COVID-19 epidemic in the United States continues to worsen. After major cities have been hit hard one after another, the rural areas of the United States have not been spared. The epidemic seems to have spread to all corners of the United States.
Outside the parking lot of a medical center in the Hutchinson area of rural Kansas, Tammy has been staying here for more than an hour. He has been observing her husband Daniel in the ward through the glass, and he is late to leave, hoping that he can wake up. Daniel is infected with COVID-19 and currently lives on ventilators.
Tammy: It’s hard to look through the glass (my husband). This is something I don’t want to do in my whole life. I can only look through the glass. It’s hard. I think maybe the next second, he may wake up.
Local medical institutions and health officials said that many hospitals are seriously short of beds and medical equipment, as well as medical staff. Due to the shortage of medical staff, Kristi Sock, a nurse in the intensive care unit, has been working at night, which has been worn out physically and mentally because she rarely needed to work night shifts before.
Intensive care nurse Kristy Sock: Sometimes we need to take care of the same number of patients as many larger institutions, but we have fewer people than them, so sometimes understaffing is difficult for us, and many people need to work overtime.

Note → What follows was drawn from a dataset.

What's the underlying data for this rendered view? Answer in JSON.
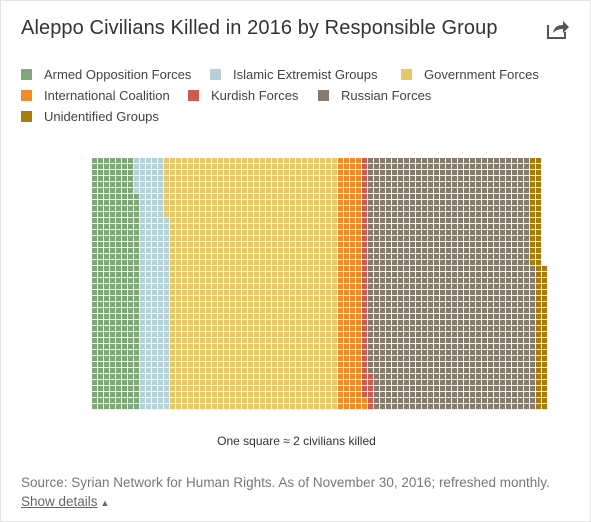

In this rural community, it is common for relatives and friends of medical staff to become their own patients by contracting COVID-19. Kevin Hoover, a nurse at a Kansas hospital, often sees his friends, neighbors and family coming to the hospital. One of his golf friends is being treated for COVID-19 in the hospital.
Nurse Kevin Hoover: He is a golfer I know. In my conversation with him, I can sometimes feel his fear because he doesn’t understand. Many COVID-19 patients also have this real fear because of the spread of the epidemic.